Aujourd’hui: « Histoire contemporaine » de Anatole France (1897-1901)
« Histoire contemporaine » est en réalité composé de quatre romans « L’Orme du mail », « Le mannequin d’osier », « L’anneau d’améthyste » et « Monsieur Bergeret à Paris ». Il s’agit d’une chronique située dans une ville de province qui n’est jamais nommée, volontiers satirique et dont le pivot est monsieur Bergeret, professeur mal marié qui se console chez les libraires et philosophe avec pessimisme sur les hommes et le monde. A travers lui, l’auteur brosse un portrait acide de la bourgeoisie provinciale et des idées reçues de l’époque.
Tétralogie satirique qui n’exclue pas la tendresse, « Histoire contemporaine » est une oeuvre riche de par la multiplicité des thèmes qu’elle aborde. Ces thèmes multiples ont pour fil rouge la mutation d’un monde.
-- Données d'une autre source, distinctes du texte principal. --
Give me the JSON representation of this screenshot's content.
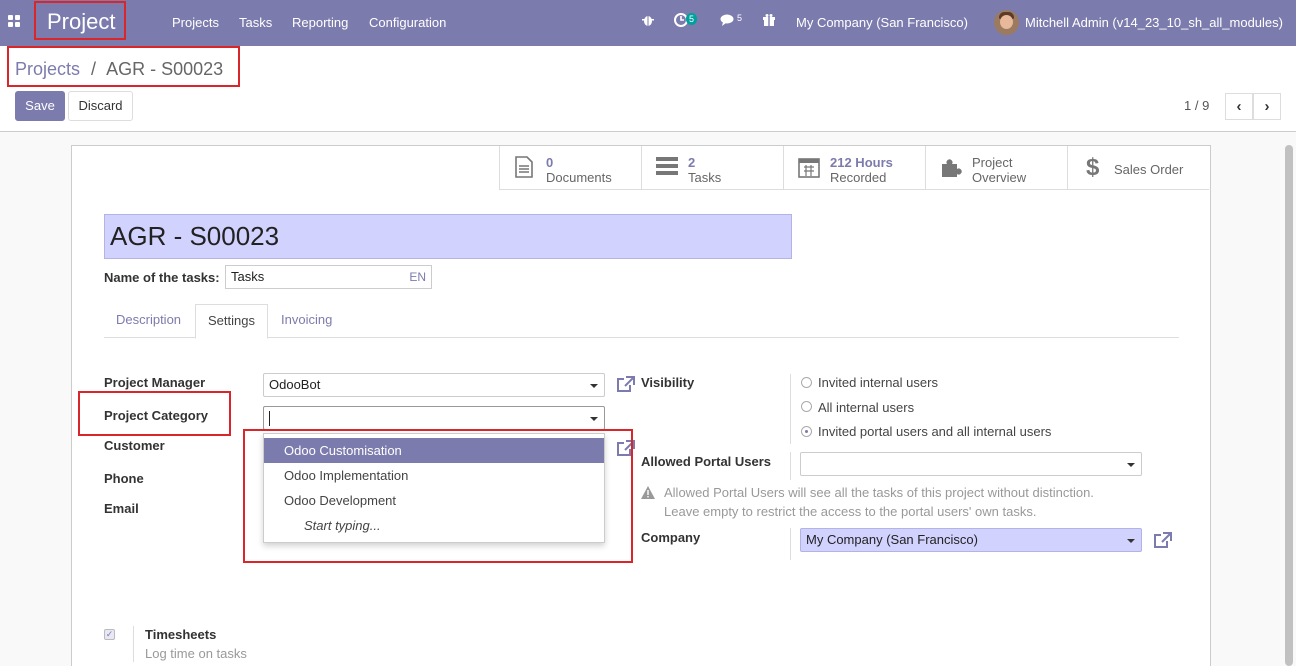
{
  "navbar": {
    "app_title": "Project",
    "menu": [
      "Projects",
      "Tasks",
      "Reporting",
      "Configuration"
    ],
    "activity_count": "5",
    "messages_count": "5",
    "company": "My Company (San Francisco)",
    "user": "Mitchell Admin (v14_23_10_sh_all_modules)"
  },
  "breadcrumb": {
    "parent": "Projects",
    "separator": "/",
    "current": "AGR - S00023"
  },
  "actions": {
    "save": "Save",
    "discard": "Discard"
  },
  "pager": {
    "text": "1 / 9",
    "prev": "‹",
    "next": "›"
  },
  "smart_buttons": [
    {
      "icon": "document-icon",
      "value": "0",
      "label": "Documents"
    },
    {
      "icon": "tasks-icon",
      "value": "2",
      "label": "Tasks"
    },
    {
      "icon": "calendar-icon",
      "value": "212 Hours",
      "label": "Recorded"
    },
    {
      "icon": "puzzle-icon",
      "value": "Project",
      "label": "Overview"
    },
    {
      "icon": "dollar-icon",
      "value": "",
      "label": "Sales Order"
    }
  ],
  "form": {
    "name": "AGR - S00023",
    "tasks_label": "Name of the tasks:",
    "tasks_value": "Tasks",
    "lang": "EN",
    "tabs": [
      "Description",
      "Settings",
      "Invoicing"
    ],
    "active_tab": "Settings",
    "left": {
      "project_manager_label": "Project Manager",
      "project_manager_value": "OdooBot",
      "project_category_label": "Project Category",
      "project_category_value": "",
      "customer_label": "Customer",
      "phone_label": "Phone",
      "email_label": "Email"
    },
    "right": {
      "visibility_label": "Visibility",
      "visibility_options": [
        "Invited internal users",
        "All internal users",
        "Invited portal users and all internal users"
      ],
      "visibility_selected": 2,
      "portal_users_label": "Allowed Portal Users",
      "portal_users_value": "",
      "help_line1": "Allowed Portal Users will see all the tasks of this project without distinction.",
      "help_line2": "Leave empty to restrict the access to the portal users' own tasks.",
      "company_label": "Company",
      "company_value": "My Company (San Francisco)"
    },
    "timesheets": {
      "label": "Timesheets",
      "help": "Log time on tasks",
      "checked": true
    }
  },
  "category_dropdown": {
    "options": [
      "Odoo Customisation",
      "Odoo Implementation",
      "Odoo Development"
    ],
    "highlighted": 0,
    "hint": "Start typing..."
  },
  "colors": {
    "brand": "#7c7bad",
    "highlight": "#d2d2ff",
    "annotation": "#d9262b"
  }
}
Et ce au travers de diverses situations. Celle de l’église au sein de laquelle s’affrontent un courant traditionaliste et un autre « progressiste » (Pape François, sors de ce corps!) Celle des bourgeois de province ébahis et consternés par la victoire des Etats-unis sur l’Espagne dans la guerre de Cuba. Ou encore l’antisémitisme persistant en dépit de l’accession de nombreux juifs à de hautes responsabilités, comme le montre le personnage du préfet.
En bref, à travers les existences de personnages insignifiants, Anatole France dresse bien une Histoire contemporaine, une Histoire, au sens de grande, c’est à dire de bouleversements que les médiocres personnages du récit ne perçoivent que par le petit bout de leur courte lorgnette. Mais il y aussi l’histoire intime, celle que seule la littérature peut décrire et raconter, celle du pivot du livre (Oui, le livre, les quatre romans n’en forment qu’un) monsieur Bergeret qui, contre toutes les conventions, n’apparaît qu’au milieu de « L’Orme du mail » Cette histoire intime est en fait celle de la libération de monsieur Bergeret, homme mal aimé et mal marié qui se libère de son encombrante moitié dans « Le mannequin d’osier » et achève sa délivrance dans le dernier tome « Monsieur Begeret à Paris », le changement de lieu étant un évident « Larguez les amarres ». Mais si la situation de Bergeret s’améliore, il en va tout autrement de l’état de la France, lequel tend à se dégrader au fil du roman. Et ce notamment à cause de la perte d’influence de l’Europe – et donc indirectement de la France- symbolisée par le triomphe militaire de l’Amérique. A cause d’une église dont les prêtres s’occupent moins du salut de leurs ouailles qu’au pouvoir qu’ils peuvent exercer. A cause enfin d’un patriotisme dévoyé qui ne songe qu’à la revanche contre l’Allemagne. A ce titre, l’auteur à travers son personnage principal se montre d’une inquiétante et impressionnante prescience quant à la première guerre mondiale et à l’influence grandissante des Etats-unis.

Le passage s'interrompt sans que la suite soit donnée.